031216


Voilà les souvenir qui reviendront à Levant lorsqu’il se noie : l’anniversaire de ses quinze ans, passé au poste de mélangeur dans l’usine de savon. Toute la nuit ; il est né à 23 heures. Mais il est né un dimanche. Les huiles, on prenait ce qu’on trouvait. Il y a aussi l’immeuble où il a grandi. Les chauds-froids, le chauffage central. Devoir ouvrir les fenêtres en hiver tellement on a chaud. Des moments russes, gamin, loin du Port. Puis, au retour, la vue sur les barques qui flottent comme des tubercules dans l’évier, la peur de tomber. La marina maintenant. Santal partout qui pue le chaud, les pavés tout propre.

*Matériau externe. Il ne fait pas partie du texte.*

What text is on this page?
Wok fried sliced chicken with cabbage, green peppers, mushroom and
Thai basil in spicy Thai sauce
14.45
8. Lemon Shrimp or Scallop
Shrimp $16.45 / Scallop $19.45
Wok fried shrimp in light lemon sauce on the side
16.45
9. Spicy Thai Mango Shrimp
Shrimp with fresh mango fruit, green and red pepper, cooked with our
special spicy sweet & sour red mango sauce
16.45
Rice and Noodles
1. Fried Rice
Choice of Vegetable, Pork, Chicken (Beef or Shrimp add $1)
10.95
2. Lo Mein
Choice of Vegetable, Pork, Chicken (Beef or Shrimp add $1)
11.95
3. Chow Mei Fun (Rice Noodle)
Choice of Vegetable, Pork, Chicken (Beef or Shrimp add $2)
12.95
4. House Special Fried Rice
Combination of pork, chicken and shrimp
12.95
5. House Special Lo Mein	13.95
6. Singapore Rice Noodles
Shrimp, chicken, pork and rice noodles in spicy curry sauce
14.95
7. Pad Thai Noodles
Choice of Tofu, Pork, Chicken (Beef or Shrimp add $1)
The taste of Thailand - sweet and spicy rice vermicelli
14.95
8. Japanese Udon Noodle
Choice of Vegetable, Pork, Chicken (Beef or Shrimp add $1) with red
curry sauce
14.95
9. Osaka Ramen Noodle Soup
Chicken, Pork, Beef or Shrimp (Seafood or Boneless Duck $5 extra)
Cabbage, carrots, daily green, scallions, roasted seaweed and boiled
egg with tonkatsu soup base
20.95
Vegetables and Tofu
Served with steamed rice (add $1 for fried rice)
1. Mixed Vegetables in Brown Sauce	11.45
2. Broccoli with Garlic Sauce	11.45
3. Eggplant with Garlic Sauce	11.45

Fabien Clouette, Le bal des ardents, Éditions de l’Ogre, P. 153

Ancelotti est , hésite à changer Ibrahimović (douleurs abdominales et blanches) par Arturo Vidal. Le maillot est rouge mais ce n’est ni Man U, ni le Bayern. Plus vraisemblablement la Juve, où les trois sont passés par ailleurs, preuve que le rêve est cohérent, mais jamais en même temps. 442 en losange. Samedi. Levé très tard, courir avec H. (plus de six mois sans). 33 minutes, sans doute 5km, sur le Jerusalem in my Heart (mais le GPS n’y est plus). Tant pis. Pas mal de Shiba Inu. Toujours des problèmes au niveau de mon souffle. Plus loin : le bruit d’une grande claque sur un torse dont on briserait les côtes flottantes. Après-midi d’hiver, capot du Macbook clos, à relire un bout du Portrait de Dorian Gray sur une dalle inversée blanc sur noir et finir Watership Down (Richard Adams mourra dans juste 21 jours). Plus loin encore : Danvé quitte la plage, l’horizon ouvert, et retourne se cacher dans les boues, faire corps avec les jeunes écorces. Il cherche à fondre, être sable mouvant. Ailleurs mais lu dans le prolongement :

[O]n vivait dans un monde soviétique, où il n’y avait qu’une seule règle du jeu, et tout le monde jouait selon cette règle. Quelqu’un est debout sur une tribune, il ment, tout le monde applaudit, mais tout le monde sait qu’il ment, et lui, il sait qu’on le sait. Mais il débite ses mensonges, et il est tout content qu’on l’applaudisse.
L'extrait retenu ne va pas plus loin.